One important refinement, however. People sometimes get the impression that the Incarnation showed up for the first time rather late in the history of the world—that it was not only a patch job, but a patch job after awful and irretrievable damage had been done. Once again, though, it’s not as simple as that. There are all kinds of hints that the Incarnate Word is not a late intruder, but rather that he is somehow coterminous and contemporaneous with the whole history of creation.

I’ve started to show some of the thread, but I like what Capon says about God’s conception of the incarnation, that “the Incarnation cannot possibly have been an afterthought. He has no afterthoughts.” And I think about the last promise that Jesus made to the disciples before floating away from them: he isn’t leaving them (or us) alone, but is sending the Holy Spirit, who though he won’t be “seen” in the same way, will nevertheless continue to dwell among them. We come to understand that like Jesus, the Holy Spirit is also God, and is going to keep expressing that bit of God-ness that he loves to have expressed — to be, and to be with his people.

It’s what he’s looking forward to in Revelation when ultimately we dwell together… and we have a sign of this in the Eucharist as the body of Christ ever with us. He in us and us in him. I find myself wanting to talk further about the Showbread of the Old Testament (the “Bread of the Presence”) and the bread of the Eucharist which is present and then further of us as the Body of Christ, present in the world… but I’ve gone on for some time already and will perhaps revisit that one at another time. As for the future, let us look forward to a great feast. Capon puts the words in God’s mouth, “There! I meant every word I said. The party will come off. Lion and lamb, wolf and kid, will all lie down together. Victimizer and victim will eat at my supper. They shall not hurt nor destroy in all my holy mountain; I will wipe away all tears from their eyes.” As for the church, Capon says, “If I am on the right track, the principle function of the Church is to be the sign of the mystery of the Word—which is precisely what we mean when we call the Church the mystical Body of Christ.” He in the world through us as he is in us and us in him as we are in the world. (Notice the beautiful chiastically structured sentence you’ve just read, for those who, like me, love such things.)
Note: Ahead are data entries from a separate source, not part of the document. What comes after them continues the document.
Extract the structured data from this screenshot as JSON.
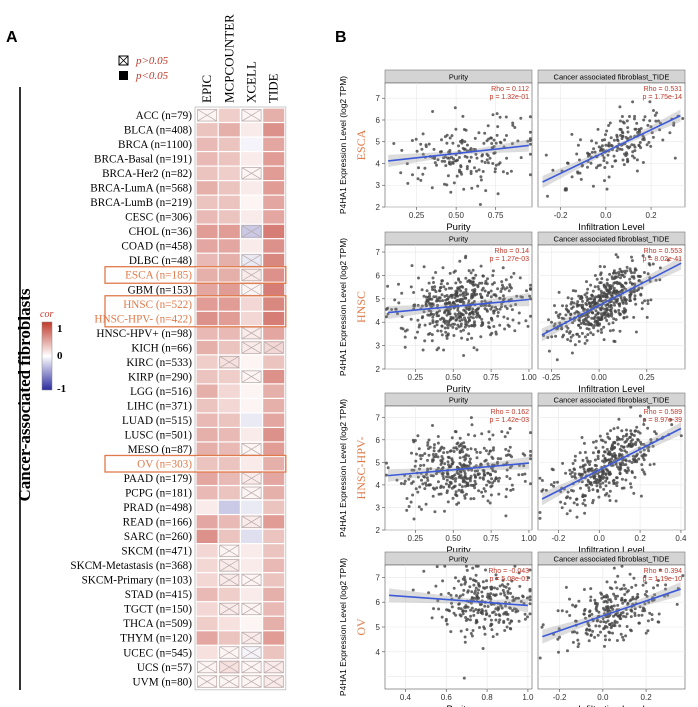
{
  "panel_a": {
    "label": "A",
    "y_title": "Cancer-associated fibroblasts",
    "legend": {
      "not_sig_label": "p>0.05",
      "sig_label": "p<0.05",
      "cor_title": "cor",
      "cor_ticks": [
        "1",
        "0",
        "-1"
      ]
    }
  },
  "panel_b": {
    "label": "B",
    "y_axis_label": "P4HA1 Expression Level (log2 TPM)"
  },
  "colors": {
    "positive": "#c0392b",
    "negative": "#2b2b9e",
    "highlight": "#e07a4a",
    "fit_line": "#3d5bd9",
    "strip": "#d4d4d4"
  },
  "chart_data": [
    {
      "type": "heatmap",
      "columns": [
        "EPIC",
        "MCPCOUNTER",
        "XCELL",
        "TIDE"
      ],
      "rows": [
        {
          "label": "ACC (n=79)",
          "values": [
            0.05,
            0.25,
            0.05,
            0.4
          ],
          "sig": [
            false,
            true,
            false,
            true
          ]
        },
        {
          "label": "BLCA (n=408)",
          "values": [
            0.3,
            0.4,
            0.1,
            0.55
          ],
          "sig": [
            true,
            true,
            true,
            true
          ]
        },
        {
          "label": "BRCA (n=1100)",
          "values": [
            0.35,
            0.3,
            -0.05,
            0.45
          ],
          "sig": [
            true,
            true,
            true,
            true
          ]
        },
        {
          "label": "BRCA-Basal (n=191)",
          "values": [
            0.35,
            0.3,
            0.1,
            0.5
          ],
          "sig": [
            true,
            true,
            true,
            true
          ]
        },
        {
          "label": "BRCA-Her2 (n=82)",
          "values": [
            0.3,
            0.25,
            0.05,
            0.5
          ],
          "sig": [
            true,
            true,
            false,
            true
          ]
        },
        {
          "label": "BRCA-LumA (n=568)",
          "values": [
            0.4,
            0.3,
            0.1,
            0.5
          ],
          "sig": [
            true,
            true,
            true,
            true
          ]
        },
        {
          "label": "BRCA-LumB (n=219)",
          "values": [
            0.3,
            0.3,
            0.05,
            0.45
          ],
          "sig": [
            true,
            true,
            true,
            true
          ]
        },
        {
          "label": "CESC (n=306)",
          "values": [
            0.35,
            0.3,
            0.1,
            0.45
          ],
          "sig": [
            true,
            true,
            true,
            true
          ]
        },
        {
          "label": "CHOL (n=36)",
          "values": [
            0.5,
            0.5,
            -0.25,
            0.65
          ],
          "sig": [
            true,
            true,
            false,
            true
          ]
        },
        {
          "label": "COAD (n=458)",
          "values": [
            0.45,
            0.45,
            0.1,
            0.55
          ],
          "sig": [
            true,
            true,
            true,
            true
          ]
        },
        {
          "label": "DLBC (n=48)",
          "values": [
            0.35,
            0.4,
            -0.1,
            0.6
          ],
          "sig": [
            true,
            true,
            false,
            true
          ]
        },
        {
          "label": "ESCA (n=185)",
          "values": [
            0.4,
            0.4,
            0.1,
            0.55
          ],
          "sig": [
            true,
            true,
            false,
            true
          ]
        },
        {
          "label": "GBM (n=153)",
          "values": [
            0.45,
            0.5,
            0.05,
            0.65
          ],
          "sig": [
            true,
            true,
            false,
            true
          ]
        },
        {
          "label": "HNSC (n=522)",
          "values": [
            0.5,
            0.5,
            0.2,
            0.6
          ],
          "sig": [
            true,
            true,
            true,
            true
          ]
        },
        {
          "label": "HNSC-HPV- (n=422)",
          "values": [
            0.55,
            0.5,
            0.2,
            0.65
          ],
          "sig": [
            true,
            true,
            true,
            true
          ]
        },
        {
          "label": "HNSC-HPV+ (n=98)",
          "values": [
            0.35,
            0.35,
            0.1,
            0.45
          ],
          "sig": [
            true,
            true,
            false,
            true
          ]
        },
        {
          "label": "KICH (n=66)",
          "values": [
            0.4,
            0.3,
            0.1,
            0.2
          ],
          "sig": [
            true,
            true,
            false,
            false
          ]
        },
        {
          "label": "KIRC (n=533)",
          "values": [
            0.25,
            0.15,
            0.05,
            0.3
          ],
          "sig": [
            true,
            false,
            true,
            true
          ]
        },
        {
          "label": "KIRP (n=290)",
          "values": [
            0.3,
            0.25,
            0.05,
            0.55
          ],
          "sig": [
            true,
            true,
            false,
            true
          ]
        },
        {
          "label": "LGG (n=516)",
          "values": [
            0.4,
            0.2,
            0.05,
            0.4
          ],
          "sig": [
            true,
            true,
            true,
            true
          ]
        },
        {
          "label": "LIHC (n=371)",
          "values": [
            0.3,
            0.2,
            0.05,
            0.4
          ],
          "sig": [
            true,
            true,
            true,
            true
          ]
        },
        {
          "label": "LUAD (n=515)",
          "values": [
            0.35,
            0.3,
            -0.1,
            0.45
          ],
          "sig": [
            true,
            true,
            true,
            true
          ]
        },
        {
          "label": "LUSC (n=501)",
          "values": [
            0.4,
            0.35,
            0.1,
            0.55
          ],
          "sig": [
            true,
            true,
            true,
            true
          ]
        },
        {
          "label": "MESO (n=87)",
          "values": [
            0.4,
            0.35,
            0.05,
            0.5
          ],
          "sig": [
            true,
            true,
            false,
            true
          ]
        },
        {
          "label": "OV (n=303)",
          "values": [
            0.3,
            0.3,
            0.1,
            0.4
          ],
          "sig": [
            true,
            true,
            true,
            true
          ]
        },
        {
          "label": "PAAD (n=179)",
          "values": [
            0.45,
            0.35,
            0.1,
            0.45
          ],
          "sig": [
            true,
            true,
            false,
            true
          ]
        },
        {
          "label": "PCPG (n=181)",
          "values": [
            0.35,
            0.3,
            0.05,
            0.4
          ],
          "sig": [
            true,
            true,
            false,
            true
          ]
        },
        {
          "label": "PRAD (n=498)",
          "values": [
            0.1,
            -0.25,
            -0.1,
            0.3
          ],
          "sig": [
            true,
            true,
            true,
            true
          ]
        },
        {
          "label": "READ (n=166)",
          "values": [
            0.45,
            0.35,
            0.1,
            0.5
          ],
          "sig": [
            true,
            true,
            false,
            true
          ]
        },
        {
          "label": "SARC (n=260)",
          "values": [
            0.55,
            0.3,
            -0.15,
            0.3
          ],
          "sig": [
            true,
            true,
            true,
            true
          ]
        },
        {
          "label": "SKCM (n=471)",
          "values": [
            0.2,
            0.05,
            0.1,
            0.3
          ],
          "sig": [
            true,
            false,
            true,
            true
          ]
        },
        {
          "label": "SKCM-Metastasis (n=368)",
          "values": [
            0.2,
            0.1,
            0.1,
            0.35
          ],
          "sig": [
            true,
            false,
            true,
            true
          ]
        },
        {
          "label": "SKCM-Primary (n=103)",
          "values": [
            0.2,
            0.1,
            0.05,
            0.3
          ],
          "sig": [
            true,
            false,
            false,
            true
          ]
        },
        {
          "label": "STAD (n=415)",
          "values": [
            0.35,
            0.25,
            0.1,
            0.4
          ],
          "sig": [
            true,
            true,
            true,
            true
          ]
        },
        {
          "label": "TGCT (n=150)",
          "values": [
            0.2,
            0.1,
            0.05,
            0.35
          ],
          "sig": [
            true,
            false,
            false,
            true
          ]
        },
        {
          "label": "THCA (n=509)",
          "values": [
            0.25,
            0.15,
            0.05,
            0.4
          ],
          "sig": [
            true,
            true,
            true,
            true
          ]
        },
        {
          "label": "THYM (n=120)",
          "values": [
            0.45,
            0.3,
            0.1,
            0.5
          ],
          "sig": [
            true,
            true,
            false,
            true
          ]
        },
        {
          "label": "UCEC (n=545)",
          "values": [
            0.15,
            0.05,
            -0.05,
            0.3
          ],
          "sig": [
            true,
            false,
            false,
            true
          ]
        },
        {
          "label": "UCS (n=57)",
          "values": [
            0.05,
            0.15,
            0.05,
            0.1
          ],
          "sig": [
            false,
            false,
            false,
            false
          ]
        },
        {
          "label": "UVM (n=80)",
          "values": [
            0.05,
            0.05,
            0.05,
            0.1
          ],
          "sig": [
            false,
            false,
            false,
            false
          ]
        }
      ],
      "highlighted_rows": [
        "ESCA (n=185)",
        "HNSC (n=522)",
        "HNSC-HPV- (n=422)",
        "OV (n=303)"
      ],
      "color_range": [
        -1,
        1
      ]
    },
    {
      "type": "scatter",
      "cancer": "ESCA",
      "panels": [
        {
          "title": "Purity",
          "stat_rho": "Rho = 0.112",
          "stat_p": "p = 1.32e-01",
          "xlabel": "Purity",
          "xlim": [
            0.05,
            0.98
          ],
          "ylim": [
            2.0,
            7.7
          ],
          "xticks": [
            "0.25",
            "0.50",
            "0.75"
          ],
          "yticks": [
            "2",
            "3",
            "4",
            "5",
            "6",
            "7"
          ],
          "n": 185,
          "x_center": 0.55,
          "x_spread": 0.2,
          "slope": 0.8,
          "intercept": 4.5,
          "noise": 0.9,
          "seed": 11
        },
        {
          "title": "Cancer associated fibroblast_TIDE",
          "stat_rho": "Rho = 0.531",
          "stat_p": "p = 1.75e-14",
          "xlabel": "Infiltration Level",
          "xlim": [
            -0.3,
            0.35
          ],
          "ylim": [
            2.0,
            7.7
          ],
          "xticks": [
            "-0.2",
            "0.0",
            "0.2"
          ],
          "yticks": [],
          "n": 185,
          "x_center": 0.05,
          "x_spread": 0.12,
          "slope": 5.0,
          "intercept": 4.8,
          "noise": 0.7,
          "seed": 12
        }
      ]
    },
    {
      "type": "scatter",
      "cancer": "HNSC",
      "panels": [
        {
          "title": "Purity",
          "stat_rho": "Rho = 0.14",
          "stat_p": "p = 1.27e-03",
          "xlabel": "Purity",
          "xlim": [
            0.05,
            1.02
          ],
          "ylim": [
            2.0,
            7.3
          ],
          "xticks": [
            "0.25",
            "0.50",
            "0.75",
            "1.00"
          ],
          "yticks": [
            "2",
            "3",
            "4",
            "5",
            "6",
            "7"
          ],
          "n": 500,
          "x_center": 0.55,
          "x_spread": 0.2,
          "slope": 0.6,
          "intercept": 4.7,
          "noise": 0.75,
          "seed": 21
        },
        {
          "title": "Cancer associated fibroblast_TIDE",
          "stat_rho": "Rho = 0.553",
          "stat_p": "p = 8.02e-41",
          "xlabel": "Infiltration Level",
          "xlim": [
            -0.32,
            0.45
          ],
          "ylim": [
            2.0,
            7.3
          ],
          "xticks": [
            "-0.25",
            "0.00",
            "0.25"
          ],
          "yticks": [],
          "n": 500,
          "x_center": 0.02,
          "x_spread": 0.13,
          "slope": 4.2,
          "intercept": 4.8,
          "noise": 0.65,
          "seed": 22
        }
      ]
    },
    {
      "type": "scatter",
      "cancer": "HNSC-HPV-",
      "panels": [
        {
          "title": "Purity",
          "stat_rho": "Rho = 0.162",
          "stat_p": "p = 1.42e-03",
          "xlabel": "Purity",
          "xlim": [
            0.05,
            1.02
          ],
          "ylim": [
            2.0,
            7.5
          ],
          "xticks": [
            "0.25",
            "0.50",
            "0.75",
            "1.00"
          ],
          "yticks": [
            "2",
            "3",
            "4",
            "5",
            "6",
            "7"
          ],
          "n": 400,
          "x_center": 0.55,
          "x_spread": 0.2,
          "slope": 0.6,
          "intercept": 4.7,
          "noise": 0.75,
          "seed": 31
        },
        {
          "title": "Cancer associated fibroblast_TIDE",
          "stat_rho": "Rho = 0.589",
          "stat_p": "p = 8.97e-39",
          "xlabel": "Infiltration Level",
          "xlim": [
            -0.3,
            0.42
          ],
          "ylim": [
            2.0,
            7.5
          ],
          "xticks": [
            "-0.2",
            "0.0",
            "0.2",
            "0.4"
          ],
          "yticks": [],
          "n": 400,
          "x_center": 0.03,
          "x_spread": 0.12,
          "slope": 4.6,
          "intercept": 4.8,
          "noise": 0.65,
          "seed": 32
        }
      ]
    },
    {
      "type": "scatter",
      "cancer": "OV",
      "panels": [
        {
          "title": "Purity",
          "stat_rho": "Rho = -0.043",
          "stat_p": "p = 5.08e-01",
          "xlabel": "Purity",
          "xlim": [
            0.3,
            1.02
          ],
          "ylim": [
            2.5,
            7.5
          ],
          "xticks": [
            "0.4",
            "0.6",
            "0.8",
            "1.0"
          ],
          "yticks": [
            "4",
            "5",
            "6",
            "7"
          ],
          "n": 260,
          "x_center": 0.78,
          "x_spread": 0.12,
          "slope": -0.6,
          "intercept": 6.0,
          "noise": 0.7,
          "seed": 41
        },
        {
          "title": "Cancer associated fibroblast_TIDE",
          "stat_rho": "Rho = 0.394",
          "stat_p": "p = 1.19e-10",
          "xlabel": "Infiltration Level",
          "xlim": [
            -0.3,
            0.38
          ],
          "ylim": [
            2.5,
            7.5
          ],
          "xticks": [
            "-0.2",
            "0.0",
            "0.2"
          ],
          "yticks": [],
          "n": 260,
          "x_center": 0.05,
          "x_spread": 0.12,
          "slope": 3.0,
          "intercept": 5.6,
          "noise": 0.6,
          "seed": 42
        }
      ]
    }
  ]
}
So now, I close by bringing up a subject to which the reader may already have leaped… if we as the missional church are all about incarnational (substitute the word “missional” if you prefer) ministry, what further lessons might we draw from the incarnation itself? For us to be as a higher priority than to do makes many people nervous, but it must be observed that in the sense we’re considering, being results in things getting done, but in a much less stressful or labour-intensive way. Perhaps the best approach is not the tool kit version where we show up to fix, but where we show up to be, and to help draw people toward becoming the great healer. To be among not because those poor people need our pity, pathos, profundity, or proximity. But to be among simply because in doing so, we are expressing the God-ness of God to be among. Is it not perhaps in part the desire to show up and fix that we express in our worst moments of colonialism? Hubris, perhaps, to imagine that we’ve got the answer in our efforts… rather than in simply expressing by our presence the being-ness of God? If we were to, I don’t know, “Love God and love our neighbour” or to “Live our faith and share our life,” would that not be an expression of God’s being that draws people to the fix rather than casting them as objects to be fixed by us, the great handyman now on the scene?

Just thinking out loud and looking for feedback, that’s all… and trying hard not to show up on the scene of humanity fallen to spiritual cardiac arrest and say, “Stand back everyone — I’m a priest!”

Oh my. What do you think on these things?